In Yerby’s novel, Dahomey is a complex society of marriage rites, of languages and religious customs unique to particular tribes, and of the power struggles between the ruler, King Gezo, and his people. A lot of research went into this. Yerby’s book is rich in anthropological content, drawing comprehensively from key sources such as Melville J. Herskovits’s two-volume, Dahomey: An Ancient West African Kingdom (1938).
If there is a formal, or aesthetic, weakness in the novel it’s the way in which anthropological explanations endlessly accompany dialogue and plot development. But it’s clear these explanations serve a political purpose rather than a strictly artistic one, informing the reader about the sophisticated realities of early nineteenth-century Dahomean life.
It’s interesting to compare Yerby’s novel with another work that’s also about the slave trade in Dahomey in the early 1800s. Bruce Chatwin’s The Viceroy of Ouidah (1980), tells the story of Francisco Manoel da Silva, Chatwin’s fictional counterpart to the historical Francisco Felix de Souza (1760-1849), a West African slave trader from Bahia, Brazil.
In the novel, da Silva leaves a desolate childhood and a life of aimless wandering in Bahia and sails empty-handed to Ouidah. He takes command of an abandoned Portuguese fort but is soon arrested by the King of Dahomey. The King’s brother helps da Silva escape and in turn da Silva helps stage a coup. Da Silva is rewarded for his efforts by being appointed the new King’s viceroy with dominion over the sale of slaves. But his situation worsens and da Silva is eventually stripped of his wealth and entitlements, dying a ruined man.
Chatwin’s book divided critics. Some saw it as a triumph of style over substance, while others dismissed it for lacking humanity and not taking a moral stand on the slave trade. Bernadine Evaristo, winner of the Booker prize in 2019, recently wrote about it. “By rights,” she said,
I should really hate this rather rococo novella, because its obsession with the ugly side of humanity and its brutal depiction of Africans is almost without redemption. Instead, I find myself swooning at its excesses, and rereading it every time I start writing a new book, in the hope that some of its genius will rub off on me.
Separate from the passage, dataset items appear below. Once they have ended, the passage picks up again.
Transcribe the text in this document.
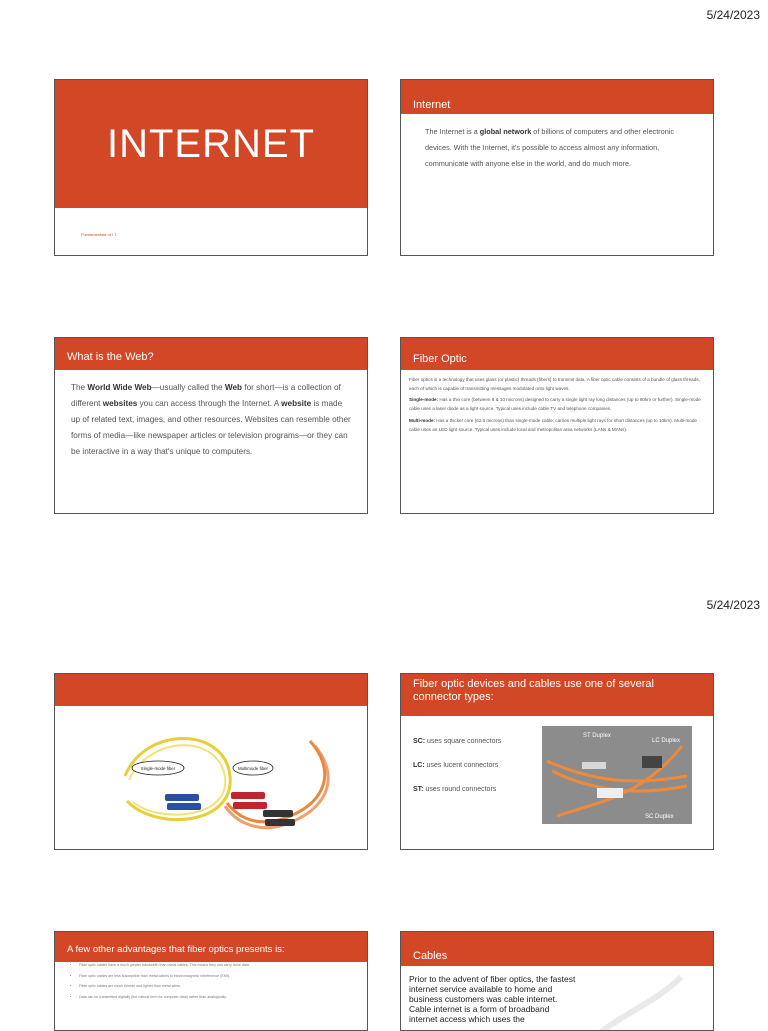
5/24/2023
INTERNET
Fundamentals of I.T.
Internet

The Internet is a global network of billions of computers and other electronic devices. With the Internet, it's possible to access almost any information, communicate with anyone else in the world, and do much more.

What is the Web?

The World Wide Web—usually called the Web for short—is a collection of different websites you can access through the Internet. A website is made up of related text, images, and other resources. Websites can resemble other forms of media—like newspaper articles or television programs—or they can be interactive in a way that's unique to computers.

Fiber Optic

Fiber optics is a technology that uses glass (or plastic) threads (fibers) to transmit data. A fiber optic cable consists of a bundle of glass threads, each of which is capable of transmitting messages modulated onto light waves.

Single-mode: Has a thin core (between 8 & 10 microns) designed to carry a single light ray long distances (up to 60km or further). Single-mode cable uses a laser diode as a light source. Typical uses include cable TV and telephone companies.

Multi-mode: Has a thicker core (62.5 microns) than single-mode cable; carries multiple light rays for short distances (up to 10km). Multi-mode cable uses an LED light source. Typical uses include local and metropolitan area networks (LANs & MANs).

5/24/2023
Single-mode fiber	Multimode fiber
Fiber optic devices and cables use one of several connector types:
SC: uses square connectors
LC: uses lucent connectors
ST: uses round connectors
ST Duplex
LC Duplex
SC Duplex
A few other advantages that fiber optics presents is:
• Fiber optic cables have a much greater bandwidth than metal cables. This means they can carry more data.
• Fiber optic cables are less susceptible than metal cables to electromagnetic interference (EMI).
• Fiber optic cables are much thinner and lighter than metal wires.
• Data can be transmitted digitally (the natural form for computer data) rather than analogically.
Cables
Prior to the advent of fiber optics, the fastest internet service available to home and business customers was cable internet. Cable internet is a form of broadband internet access which uses the
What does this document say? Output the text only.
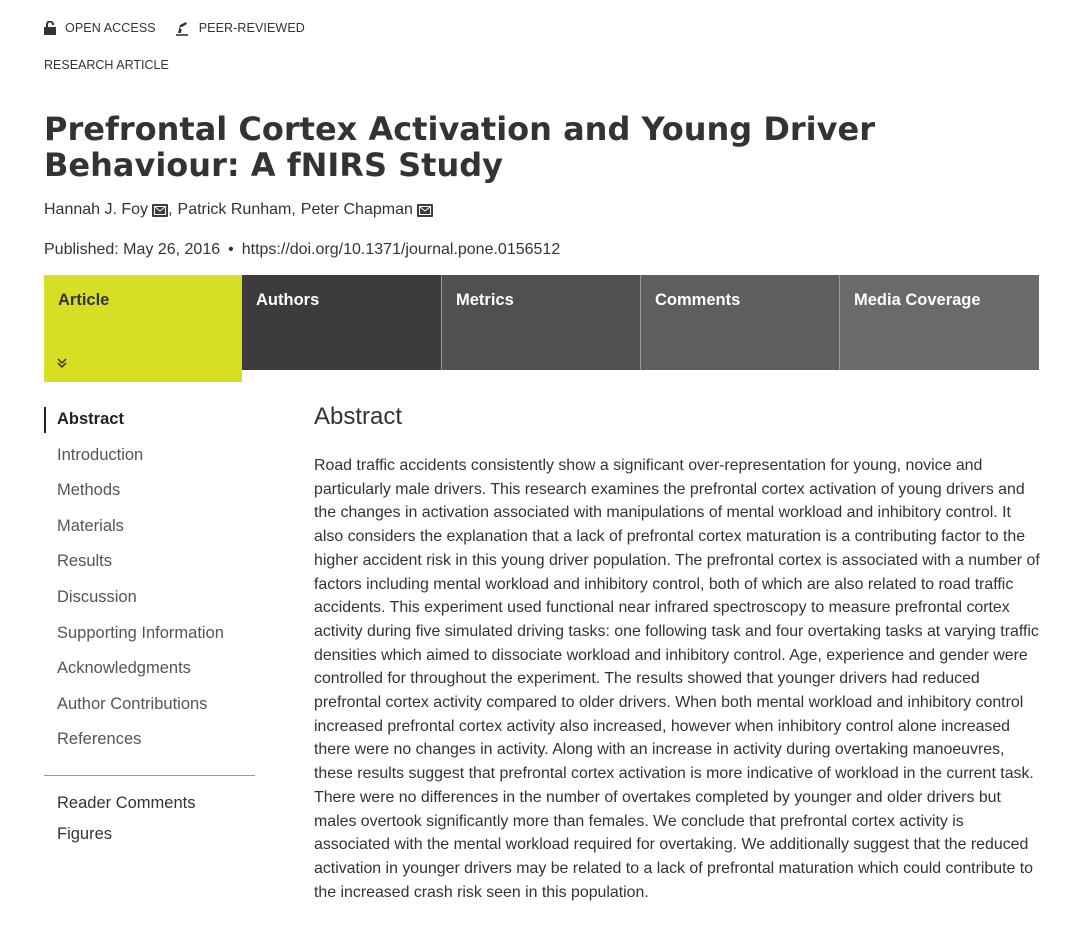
OPEN ACCESS	PEER-REVIEWED
RESEARCH ARTICLE
Prefrontal Cortex Activation and Young Driver Behaviour: A fNIRS Study
Hannah J. Foy , Patrick Runham , Peter Chapman
Published: May 26, 2016 • https://doi.org/10.1371/journal.pone.0156512
Article	Authors	Metrics	Comments	Media Coverage
Abstract
Introduction
Methods
Materials
Results
Discussion
Supporting Information
Acknowledgments
Author Contributions
References
Reader Comments
Figures
Abstract

Road traffic accidents consistently show a significant over-representation for young, novice and particularly male drivers. This research examines the prefrontal cortex activation of young drivers and the changes in activation associated with manipulations of mental workload and inhibitory control. It also considers the explanation that a lack of prefrontal cortex maturation is a contributing factor to the higher accident risk in this young driver population. The prefrontal cortex is associated with a number of factors including mental workload and inhibitory control, both of which are also related to road traffic accidents. This experiment used functional near infrared spectroscopy to measure prefrontal cortex activity during five simulated driving tasks: one following task and four overtaking tasks at varying traffic densities which aimed to dissociate workload and inhibitory control. Age, experience and gender were controlled for throughout the experiment. The results showed that younger drivers had reduced prefrontal cortex activity compared to older drivers. When both mental workload and inhibitory control increased prefrontal cortex activity also increased, however when inhibitory control alone increased there were no changes in activity. Along with an increase in activity during overtaking manoeuvres, these results suggest that prefrontal cortex activation is more indicative of workload in the current task. There were no differences in the number of overtakes completed by younger and older drivers but males overtook significantly more than females. We conclude that prefrontal cortex activity is associated with the mental workload required for overtaking. We additionally suggest that the reduced activation in younger drivers may be related to a lack of prefrontal maturation which could contribute to the increased crash risk seen in this population.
Chatwin’s novel is a stylistic marvel. Ornate, short, brisk and baroque, clever and dazzling, it’s straight out of the Flaubertian school of writing – aesthetically detached, striving for artistic purity. Actually, as an historical fiction, The Viceroy of Ouidah has more in common with Flaubert’s Salammbo than Yerby’s novel (the literary historian Georg Lukacs wrote that Salammbo is the result of Flaubert’s “programmatic non-partisanship.” We could say the same of Chatwin’s book.)
But where does that leave us?
Yerby’s novel may not be the best of its kind, but it contains a people’s history of Dahomey and inscribes a form of moral and political reclamation. Of course, you could always read West African historians themselves, or if you have to, go back to Herskovits or even to Frederick Forbes, a British naval officer, whose mission journal of Dahomey recounts his time spent with King Gezo in 1849 and 1850.
And there’s Cameron Monroe’s 2014 book, The Precolonial State in West Africa: Building Power in Dahomey, which features historical, archaeological and ethnographic sources to investigate the political order of Dahomey during the Atlantic Era.
But Yerby’s novel carries you off into the moral story of Nyasanu. Something Olly Neal might have felt when first reading those earlier books of Yerby’s, books that came into his life at the right time, and for the right reasons.